The Kernel Report carefully works out subtleties of the device, such that when a guard intercepts an entry/exit to dynamic extent d, and then itself makes a continuation-call, that call does not select any guard on d.

The traditional Scheme device for acquiring a first-class continuation object is call/cc, which calls a procedure and passes to that procedure the continuation to which that call would normally return.  Frankly, this was always a very clumsy way to work with continuations; one might almost suspect it was devised as an "esoteric programming language" feature, akin to INTERCAL's COME FROM statement.  With guarded continuations, though, dependence on call/cc finally becomes untenable.  If I'm working in Java, and I want to create a new class of exception, I do that by adding a subtype to the tree of exception types; to do the same thing in Kernel, it seems I want to add a new continuation to the tree branch of continuations descending from the error continuation.  If I had to use call/cc to acquire continuations, I could only add a new descendant of the error continuation if I were actually in the dynamic extent of the error continuation — so, to define a new "type" of error during normal computation, I'd have to first "throw" an error exception, passing through all the exit- and entry-guards to get to the point in the tree where I want to add the new continuation.  What's wanted is ability to add a child continuation to an existing continuation without having to be inside the dynamic extent of the parent.  Kernel provides just that ability, with extend-continuation (to add some algorithm between child and parent) and guard-continuation (to add guards between child and parent).  (Interestingly, call/cc still has to be provided as a primitive, since it can't be derived from the other primitives.)

An illustrative example

Alas, no.  Source code for continuation guarding is generally bulky and hard to read, and attempting to illuminate the basic concepts of continuation guarding that way would more likely just create an unhelpful mess.  For me, at least, it's all best understood by visualizing the tree of nested dynamic scopes, whereas the source code only directly reveals a tree of nested static syntax; the dynamic tree then has to be deduced, and the two trees don't correspond as closely as one might think.
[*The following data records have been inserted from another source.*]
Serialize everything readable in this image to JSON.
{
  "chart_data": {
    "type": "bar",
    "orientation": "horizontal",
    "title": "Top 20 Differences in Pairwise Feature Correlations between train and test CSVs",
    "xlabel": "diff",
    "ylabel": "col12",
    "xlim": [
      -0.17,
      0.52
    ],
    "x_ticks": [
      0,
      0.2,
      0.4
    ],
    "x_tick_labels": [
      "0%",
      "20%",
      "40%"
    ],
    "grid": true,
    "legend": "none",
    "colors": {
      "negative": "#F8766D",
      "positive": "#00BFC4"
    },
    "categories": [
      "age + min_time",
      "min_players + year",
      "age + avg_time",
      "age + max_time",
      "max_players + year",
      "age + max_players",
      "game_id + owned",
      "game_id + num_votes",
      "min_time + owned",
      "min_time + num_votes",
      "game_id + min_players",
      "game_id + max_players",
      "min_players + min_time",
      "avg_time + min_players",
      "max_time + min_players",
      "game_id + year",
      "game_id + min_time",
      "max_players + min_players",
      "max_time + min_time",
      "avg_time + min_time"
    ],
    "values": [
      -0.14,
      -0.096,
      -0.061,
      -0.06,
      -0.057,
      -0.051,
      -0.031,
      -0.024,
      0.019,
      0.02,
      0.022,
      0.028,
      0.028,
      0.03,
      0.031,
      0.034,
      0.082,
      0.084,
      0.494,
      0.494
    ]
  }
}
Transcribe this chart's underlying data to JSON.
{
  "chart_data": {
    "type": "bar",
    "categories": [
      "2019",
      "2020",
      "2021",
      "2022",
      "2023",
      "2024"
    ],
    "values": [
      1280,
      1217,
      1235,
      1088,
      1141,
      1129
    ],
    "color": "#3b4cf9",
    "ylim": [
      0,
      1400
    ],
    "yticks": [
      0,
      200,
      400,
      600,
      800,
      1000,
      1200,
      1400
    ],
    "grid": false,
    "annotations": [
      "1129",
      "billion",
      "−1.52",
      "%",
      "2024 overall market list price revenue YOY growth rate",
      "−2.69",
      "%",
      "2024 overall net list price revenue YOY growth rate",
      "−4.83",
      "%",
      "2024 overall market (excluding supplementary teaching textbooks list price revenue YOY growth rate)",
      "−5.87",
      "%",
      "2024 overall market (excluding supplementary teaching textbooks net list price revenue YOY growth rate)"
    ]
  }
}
How best to arrange for a clear illustration, I'll have to give some more thought.  Meanwhile, imagine there was an illustration here that made it all crystal clear to you.

Delimited continuations

I've also been asked to discuss guarded continuations versus delimited continuations.  <cough>  That's a rather large topic.  I'd probably have to start by explaining why I think "delimited continuations" is a misnomer — by my reckoning, delimited continuations aren't continuations at all.  They're functions, and functions are a completely different sort of creature than continuations.  Continuations only have one side (input), which is why it's simply meaningless to talk about composing them.  (Can you see I'm working up to a major rant, here?)

So I'm going to end this post here —it's already the longest post I've yet written on this blog— and hope to put together something on delimited continuations later.  Perhaps that post will also help to further clarify guarded continuations, but we'll see.  It's yet another item for my collection of in-development blog posts (along with guarded environments, another interesting topic this has reminded me of).